[Date Prev][Date Next] [Chronological] [Thread] [Top]

Issues arising from creating powerdns backend based on LMDB




Hi Howard, I've now got lmdb working with powerdns in place of kyoto -
nice and easy to do thanks! Maximum DNS query load is a little better -
about 10-30% depending on use-case, but for us the main gain is that you
can have a writer going on at the same time - I was struggling a bit
with how to push updates from a different process using kyoto. There's a
few issues and things I'd like to comment on though:

1) Can you update documentation to explain what happens when I do a
mdb_cursor_del() ? I am assuming it advances the cursor to the next
record (this seems to be the behaviour). However there is some sort of
bug with this assumption. Basically I have a loop which jumps
(MDB_SET_RANGE) to a key and then wants to do a delete until key is like
something else. So I do while(..) { mdb_cursor_del(),
mdb_cursor_get(..., MDB_GET_CURRENT)}. This works fine mostly, but
roughly 1% of the time I get EINVAL returned when I try to
MDB_GET_CURRENT after a delete. This always seems to happen on the same
records - not sure about the memory structure but could it be something
to do with hitting a page boundary somehow invalidating the cursor? At
the moment I just catch that and then do an MDB_NEXT to skip over them
but this will be an issue for us on live. This is from perl so it /may/
be that, or the version of lmdb that is shipped with it however the perl
layer is a very thin wrapper and looking at the code I can only think it
comes from lmdb.

2) Currently, because kyoto cabinet didn't have support for multiple
identical keys we don't use the DUP options. This leads to quite long
keys (1200-1300 bytes in some cases). In the future, it would be nice to
have a run-time keylength specifier or something along those lines.

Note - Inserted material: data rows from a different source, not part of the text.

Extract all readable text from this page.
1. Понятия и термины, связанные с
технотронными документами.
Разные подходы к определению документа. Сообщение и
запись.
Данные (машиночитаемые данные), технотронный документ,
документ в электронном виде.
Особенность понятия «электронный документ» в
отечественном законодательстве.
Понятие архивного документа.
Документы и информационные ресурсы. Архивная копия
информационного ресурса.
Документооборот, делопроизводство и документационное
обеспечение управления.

3) Perhaps a mdb_cursor_get_key() function (like kyoto) which doesn't
return the data (just the key). As in (2) we store all the data in the
key - not sure how much of a performance difference this would make though

4) Creating database with non-sequential keys is very bad (on 4gb
databases, 2* slower than kyoto - about 1h30 and uses more memory). I
spent quite a bit of time looking at this in perl and then C. Basically
I create a database, open 1 txn and then insert a bunch of unordered
keys. Up to about 500mb it's fine and nice and quick - from perl about
75k inserts/sec (slow mostly because it's reading from mysql). However
after than first 500mb it starts flushing to disk. In a sequential
insert case the flush is very quick - 100-200mb/sec or so. However on
non-sequential insert I've seen it drop to like 4 or 5mb/sec as it's
writing data all over the disk rather than big sequential writes. iostat
shows the same ~200tps of write, 100% usage but only 4-10mb/sec of bytes
being written.

However, even when it's not flushing (or when storing data on SSD or
memdisk), after the first 500mb performance massively drops off to
perhaps 10-15k inserts/sec. At the same time, looking at `top`, once the
residential memory hits about 500mb, the 'shared memory' starts being
used and residential just keeps on increasing. I'm not sure if this is
some kind of kernel accounting thing to do with mmap usage but it
doesn't happen for sequential key inserts (for those, shared mem stays
around 0, residential stays 500mb). I'm using centos 6 with various
different kernels from default to 3.7.5 and the behaviour is the same. I
don't really know how to go about looking for the root cause of this but
I'm pretty sure that whilst the IO is crippling it in places there is
something else going on of which the shared memory increase is a sign.
I've tried using the WRITEMAP option too which doesn't seem to affect
anything significantly in terms of performance or memory usage.

5) pkgconfig/rpms would be really nice to have. Or do you expect it to
just be bundled with a project as eg the perl module does?

Thanks,

Mark